El prestigiosísimo New York Times, mascarón de proa del progresismo mediático mundial, anunció en 1958 que el océano glacial Ártico iba a desaparecer en una generación. Ya están aquí los nietos de aquella generación y aquí siguen los hielos.
Pero aquel anuncio, que hoy nos resultaría tan familiar, fue un hecho aislado ya que en los sesenta y setenta el consenso científico, esa cosa tan infalible a la que hay que obedecer bajo pena de excomunión, anunciaba una glaciación para medio siglo después, anuncio que se dedujo de los datos provistos por las imágenes de satélites, por la medición de la temperatura de los océanos y por la observación de los hielos septentrionales. Ya ha pasado algo más de ese medio siglo y parece que seguimos sin necesidad de aumentar nuestras ropas de abrigo.
Siguiendo la trayectoria del New York Times se puede observar la fragilidad de los dogmas climáticos que con tanta reverencia acata la gran mayoría. En enero de 1978 dicho periódico publicó que «un equipo internacional de especialistas ha concluido a partir de ocho datos sobre el clima que la tendencia al enfriamiento de los últimos treinta años va a continuar, al menos en el hemisferio septentrional». Pero exactamente un año más tarde, en febrero de 1979, el mismo periódico anunció que «probablemente los niños de hoy vivirán tiempos en los que el hielo del Polo Norte se haya derretido, un hecho que quizá provoque cambios catastróficos en el clima».
Tres años después, en 1982, también recogió el periódico neoyorquino las advertencias del egipcio Mustafá Kamal Tola, director del Programa Medioambiental de la ONU: «Si el mundo no endereza su marcha, en el 2000 habrá una catástrofe medioambiental que provocará una devastación tan completa e irreversible como un holocausto nuclear». Un cuarto de siglo después de la fecha anunciada, seguimos esperando la devastación.
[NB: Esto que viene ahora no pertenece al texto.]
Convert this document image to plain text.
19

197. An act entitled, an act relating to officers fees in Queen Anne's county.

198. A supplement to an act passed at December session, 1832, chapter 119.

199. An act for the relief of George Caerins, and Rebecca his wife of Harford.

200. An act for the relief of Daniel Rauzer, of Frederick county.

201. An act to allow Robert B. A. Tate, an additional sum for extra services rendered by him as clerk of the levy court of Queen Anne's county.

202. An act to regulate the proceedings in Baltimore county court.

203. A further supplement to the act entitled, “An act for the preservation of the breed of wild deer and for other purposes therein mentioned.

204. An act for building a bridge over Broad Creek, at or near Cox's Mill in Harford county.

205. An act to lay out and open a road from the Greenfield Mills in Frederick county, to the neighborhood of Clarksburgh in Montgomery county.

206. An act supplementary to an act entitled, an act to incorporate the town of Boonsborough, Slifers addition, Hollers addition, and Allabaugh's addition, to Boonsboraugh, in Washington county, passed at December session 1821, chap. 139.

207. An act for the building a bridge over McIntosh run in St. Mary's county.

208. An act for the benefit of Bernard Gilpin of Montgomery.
En 1988 se predijo que las Maldivas quedarían cubiertas por el agua en treinta años. Ya vamos para cuarenta y en aquel hermoso archipiélago siguen construyéndose hoteles en primera línea de playa.
En 2000 la prensa británica anunció que la nieve iba a dejar de existir en pocos años.
En 2007 el presidente del Panel Intergubernamental sobre el Cambio Climático de la ONU (IPCC), el indio Rajendra Pachauri, dijo que si no se actuaba antes de 2012, la Humanidad estaba condenada.
Se ha anunciado mil veces la desaparición del casquete polar ártico en breves años. Pero según van cumpliendo los plazos anunciados, se va trasladando la predicción hacia años posteriores. De momento todos los augurios han fallado, ninguno de los agoreros, tanto políticos como científicos, se sonroja, y medios y público siguen prestándoles atención.
El más famoso de estos agoreros fracasados es, sin duda, el exvicepresidente estadounidense Al Gore, protagonista de Una verdad incómoda (An Inconvenient Truth), exitosísimo documental que en 2007 ganó el Óscar en su categoría y por el que Gore recibiría ese mismo año el Nobel de la Paz. Entre otros muchos anuncios fallidos incluidos en una cinta proyectada en los colegios de todo el mundo a cientos de millones de niños asustados, Gore lamentó que en 2016 ya no habría nieve en la cima del Kilimanjaro. Y en 2009 predijo la desaparición del hielo ártico en 2014. Una década después de los inexistentes derretimientos, Al Gore sigue siendo la gran referencia de los fieles del calentamiento.
Como anécdota particularmente divertida, en el Parque Nacional de los Glaciares, en Montana (EEUU), se anunció en carteles durante años que los glaciares que allí se contemplan ya no existirían en 2020. Llegó esa fecha, siguen pasando los años, y los glaciares siguen allí. Los únicos desaparecidos son los carteles.